Dichek D A, Anderson J, Kelly A B, Hanson S R, Harker L A
Department of Medicine, Emory University School of Medicine, Atlanta, Ga 30322, USA.
Circulation. 1996 Jan 15;93(2):301-9. doi: 10.1161/01.cir.93.2.301.
The effects of regulating endothelial cell (EC) plasminogen activator production on thrombus accumulation in vivo are incompletely understood. By overexpressing plasminogen activators in ECs via gene transfer, the hypothesis was tested that increased levels of plasminogen activators inhibit the accumulation of thrombus in vivo.
Cultured baboon ECs transduced with human cDNAs for wild-type tissue plasminogen activator (TPA) or for glycosylphosphatidylinositol-anchored urokinase-type plasminogen activator (a-UPA) were seeded onto collagen-coated segments of vascular graft (collagen segments) and exposed overnight to flow using an in vitro perfusion circuit. The antigenic levels of TPA and UPA each increased 10-fold in the media perfusing the corresponding transduced ECs compared with untransduced ECs (P < or = .05 in both cases). In baboons the antithrombotic effects of TPA-transduced or a-UPA-transduced ECs were measured as 111In-platelet deposition and 125I-fibrin accumulation on collagen segments bearing sparsely attached ECs (tarnsduced versus untransduced) interposed in exteriorized arteriovenous femoral shunts. Platelet-rich thrombus formed on the collagen segments with fibrin-rich thrombus propagated distally. The presence of TPA-transduced or a-UPA-transduced ECs on collagen segments at a density of 25,000 ECs/cm2 decreased 111AIn-platelet deposition and 125I-fibrin accumulation on collagen surfaces compared with untransduced ECs present at equivalent density (P < .05 for platelet deposition with TPA-transduced ECs and P < .05 for platelet deposition on the propagated tail, as well as fibrin accumulation on the graft with a-UPA-transduced ECs). The systemic levels of fibrinopeptide A, thrombin-antithrombin complex, D-dimer, and both local and systemic levels of TPA and UPA were not increased by transduced ECs compared with untransduced ECs. The focal antithrombotic effects of transduced ECs appear to be due to local enhancement of thrombolysis.

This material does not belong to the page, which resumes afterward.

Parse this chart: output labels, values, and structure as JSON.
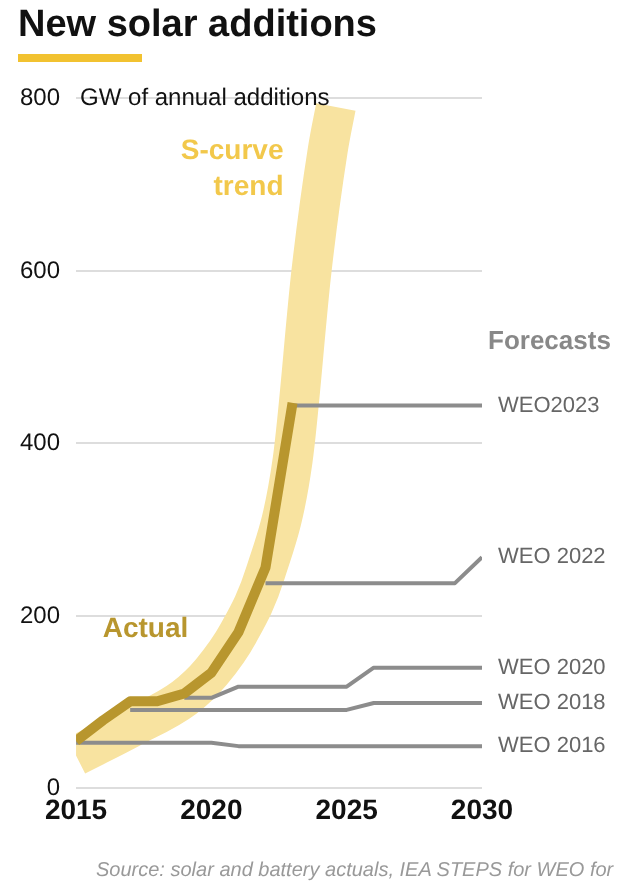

ECs transduced with recombinant TPA and a-UPA enhance local antithrombotic activity in vivo. This strategy of attaching transduced ECs overexpressing plasminogen activators may be therapeutically useful by preventing thrombo-occlusive failure of implanted cardiovascular devices or mechanically denuded vessels.
调节内皮细胞(EC)纤溶酶原激活物生成对体内血栓形成的影响尚未完全明确。通过基因转移使EC中纤溶酶原激活物过表达,对纤溶酶原激活物水平升高可抑制体内血栓形成这一假说进行了验证。
将转导了人野生型组织纤溶酶原激活物(TPA)或糖基磷脂酰肌醇锚定的尿激酶型纤溶酶原激活物(α-UPA)cDNA的培养狒狒EC接种到血管移植物的胶原包被段(胶原段)上,并使用体外灌注装置使其过夜暴露于血流中。与未转导的EC相比,灌注相应转导EC的培养基中TPA和UPA的抗原水平均升高了10倍(两种情况均P≤0.05)。在狒狒中,以111铟标记血小板沉积和125碘标记纤维蛋白在插入体外股动静脉分流中、带有稀疏附着EC(转导与未转导)的胶原段上的积聚来衡量TPA转导或α-UPA转导EC的抗血栓作用。富含血小板的血栓在胶原段上形成,富含纤维蛋白的血栓向远端延伸。与同等密度的未转导EC相比,胶原段上密度为25000个EC/cm2的TPA转导或α-UPA转导EC可减少胶原表面的111铟标记血小板沉积和125碘标记纤维蛋白积聚(TPA转导EC的血小板沉积P<0.05,延伸尾部的血小板沉积以及α-UPA转导EC的移植物上的纤维蛋白积聚P<0.05)。与未转导EC相比,转导EC并未使纤维蛋白肽A、凝血酶-抗凝血酶复合物、D-二聚体的全身水平以及TPA和UPA的局部及全身水平升高。转导EC的局部抗血栓作用似乎是由于局部溶栓增强所致。
转导重组TPA和α-UPA的EC可增强体内局部抗血栓活性。附着过表达纤溶酶原激活物的转导EC这一策略可能通过预防植入的心血管装置或机械剥脱血管的血栓闭塞性故障而具有治疗用途。